Wednesday, April 26, 2006

AD4: Cocaine secreted in zippered compartment of shaving bag not in "plain view"

People v James, __ NYS2d __ [available here]

During a warrant execution, a police officer observed "glassine baggies protruding from an open compartment of a shaving bag on a dresser." (James, __ NYS2d at __.) The shaving bag also had a zippered compartment that the officer proceeded to open, finding a "large quantity of crack cocaine". (Id. at __.) The trial court refused to suppress the cocaine, reasoning that the glassine baggies sticking out of the bag were in plain view and therefore the police were justified in inferring "'that the closed portion of the bag was a storage area for narcotics or more packaging material.'" (Id. at __.)

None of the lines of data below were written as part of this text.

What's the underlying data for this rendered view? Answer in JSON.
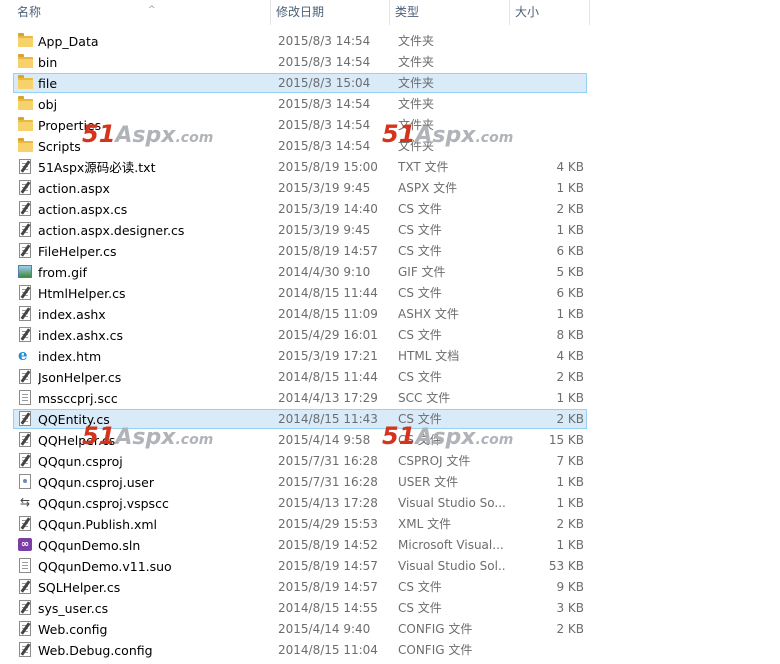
{
  "columns": {
    "name": "名称",
    "date": "修改日期",
    "type": "类型",
    "size": "大小"
  },
  "watermark": {
    "num": "51",
    "txt": "Aspx",
    "com": ".com"
  },
  "rows": [
    {
      "name": "App_Data",
      "date": "2015/8/3 14:54",
      "type": "文件夹",
      "size": "",
      "icon": "folder-icon",
      "selected": false
    },
    {
      "name": "bin",
      "date": "2015/8/3 14:54",
      "type": "文件夹",
      "size": "",
      "icon": "folder-icon",
      "selected": false
    },
    {
      "name": "file",
      "date": "2015/8/3 15:04",
      "type": "文件夹",
      "size": "",
      "icon": "folder-icon",
      "selected": true
    },
    {
      "name": "obj",
      "date": "2015/8/3 14:54",
      "type": "文件夹",
      "size": "",
      "icon": "folder-icon",
      "selected": false
    },
    {
      "name": "Properties",
      "date": "2015/8/3 14:54",
      "type": "文件夹",
      "size": "",
      "icon": "folder-icon",
      "selected": false
    },
    {
      "name": "Scripts",
      "date": "2015/8/3 14:54",
      "type": "文件夹",
      "size": "",
      "icon": "folder-icon",
      "selected": false
    },
    {
      "name": "51Aspx源码必读.txt",
      "date": "2015/8/19 15:00",
      "type": "TXT 文件",
      "size": "4 KB",
      "icon": "text-file-icon",
      "selected": false
    },
    {
      "name": "action.aspx",
      "date": "2015/3/19 9:45",
      "type": "ASPX 文件",
      "size": "1 KB",
      "icon": "text-file-icon",
      "selected": false
    },
    {
      "name": "action.aspx.cs",
      "date": "2015/3/19 14:40",
      "type": "CS 文件",
      "size": "2 KB",
      "icon": "text-file-icon",
      "selected": false
    },
    {
      "name": "action.aspx.designer.cs",
      "date": "2015/3/19 9:45",
      "type": "CS 文件",
      "size": "1 KB",
      "icon": "text-file-icon",
      "selected": false
    },
    {
      "name": "FileHelper.cs",
      "date": "2015/8/19 14:57",
      "type": "CS 文件",
      "size": "6 KB",
      "icon": "text-file-icon",
      "selected": false
    },
    {
      "name": "from.gif",
      "date": "2014/4/30 9:10",
      "type": "GIF 文件",
      "size": "5 KB",
      "icon": "image-file-icon",
      "selected": false
    },
    {
      "name": "HtmlHelper.cs",
      "date": "2014/8/15 11:44",
      "type": "CS 文件",
      "size": "6 KB",
      "icon": "text-file-icon",
      "selected": false
    },
    {
      "name": "index.ashx",
      "date": "2014/8/15 11:09",
      "type": "ASHX 文件",
      "size": "1 KB",
      "icon": "text-file-icon",
      "selected": false
    },
    {
      "name": "index.ashx.cs",
      "date": "2015/4/29 16:01",
      "type": "CS 文件",
      "size": "8 KB",
      "icon": "text-file-icon",
      "selected": false
    },
    {
      "name": "index.htm",
      "date": "2015/3/19 17:21",
      "type": "HTML 文档",
      "size": "4 KB",
      "icon": "ie-html-icon",
      "selected": false
    },
    {
      "name": "JsonHelper.cs",
      "date": "2014/8/15 11:44",
      "type": "CS 文件",
      "size": "2 KB",
      "icon": "text-file-icon",
      "selected": false
    },
    {
      "name": "mssccprj.scc",
      "date": "2014/4/13 17:29",
      "type": "SCC 文件",
      "size": "1 KB",
      "icon": "blank-file-icon",
      "selected": false
    },
    {
      "name": "QQEntity.cs",
      "date": "2014/8/15 11:43",
      "type": "CS 文件",
      "size": "2 KB",
      "icon": "text-file-icon",
      "selected": true
    },
    {
      "name": "QQHelper.cs",
      "date": "2015/4/14 9:58",
      "type": "CS 文件",
      "size": "15 KB",
      "icon": "text-file-icon",
      "selected": false
    },
    {
      "name": "QQqun.csproj",
      "date": "2015/7/31 16:28",
      "type": "CSPROJ 文件",
      "size": "7 KB",
      "icon": "text-file-icon",
      "selected": false
    },
    {
      "name": "QQqun.csproj.user",
      "date": "2015/7/31 16:28",
      "type": "USER 文件",
      "size": "1 KB",
      "icon": "user-file-icon",
      "selected": false
    },
    {
      "name": "QQqun.csproj.vspscc",
      "date": "2015/4/13 17:28",
      "type": "Visual Studio So...",
      "size": "1 KB",
      "icon": "vspscc-icon",
      "selected": false
    },
    {
      "name": "QQqun.Publish.xml",
      "date": "2015/4/29 15:53",
      "type": "XML 文件",
      "size": "2 KB",
      "icon": "text-file-icon",
      "selected": false
    },
    {
      "name": "QQqunDemo.sln",
      "date": "2015/8/19 14:52",
      "type": "Microsoft Visual...",
      "size": "1 KB",
      "icon": "visual-studio-icon",
      "selected": false
    },
    {
      "name": "QQqunDemo.v11.suo",
      "date": "2015/8/19 14:57",
      "type": "Visual Studio Sol...",
      "size": "53 KB",
      "icon": "blank-file-icon",
      "selected": false
    },
    {
      "name": "SQLHelper.cs",
      "date": "2015/8/19 14:57",
      "type": "CS 文件",
      "size": "9 KB",
      "icon": "text-file-icon",
      "selected": false
    },
    {
      "name": "sys_user.cs",
      "date": "2014/8/15 14:55",
      "type": "CS 文件",
      "size": "3 KB",
      "icon": "text-file-icon",
      "selected": false
    },
    {
      "name": "Web.config",
      "date": "2015/4/14 9:40",
      "type": "CONFIG 文件",
      "size": "2 KB",
      "icon": "text-file-icon",
      "selected": false
    },
    {
      "name": "Web.Debug.config",
      "date": "2014/8/15 11:04",
      "type": "CONFIG 文件",
      "size": "",
      "icon": "text-file-icon",
      "selected": false
    }
  ]
}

The Fourth Department reversed and stated the (seemingly) obvious: "the cocaine secreted in the zippered compartment of the shaving bag was not in plain view." (James, __ NYS2d at __.) Since the police deliberately unzipped the bag looking for contraband, "the discovery of the cocaine by unzipping the closed compartment was not 'inadvertent rather than anticipated'" and the drugs should have been suppressed. (Id. at __.) This is a common sense decision--while the "plain view" doctrine justifies seizing contraband the police are actually capable of seeing, it cannot be extended to justify further searching in hopes of finding items that are not in plain view (but are in proximity to visible contraband).